We all know the theory: If you wanna make a big blockbuster film these days, you need to throw in some sex, even if the film doesn’t necessarily require it—a little nudity, perhaps, or a salacious scene, or at the (ahem) bare minimum, a cleavage-revealing appearance by Megan Fox.
Turns out, though, that’s not necessarily so. In fact, a new study suggests just the opposite.

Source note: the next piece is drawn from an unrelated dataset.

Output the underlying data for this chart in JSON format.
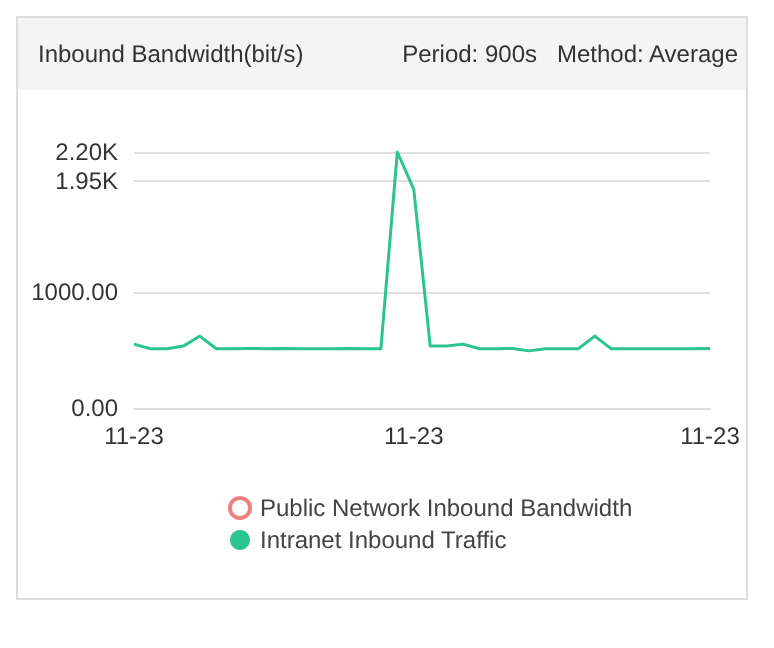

Researchers for the study, verbosely titled “Sex Doesn’t Sell—Nor Impress! Content, Box Office, Critics, and Awards in Mainstream Cinema,” examined films released between 2001 and 2005 and found that the biggest blockbusters—Spider-Man, Shrek 2, and The Lord of the Rings: The Return of the King, among others, contained very little sexual content.
Go figure.
Craig Detweiler, director of the Center for Entertainment, Media and Culture at Pepperdine University, told CNN that some youth might actually be turned off by silver-screen sex, and that they’re rebelling against their baby-booming parents by “not doing drugs, not sleeping around and not getting divorced.” He notes the surging popularity of the relatively chaste (thus far) Twilight series and Jane Austen adaptations. “These stories are really about sexual separation,” he told CNN. “They are all about wooing, not winning.”
What next? Megan Fox starring in Emma?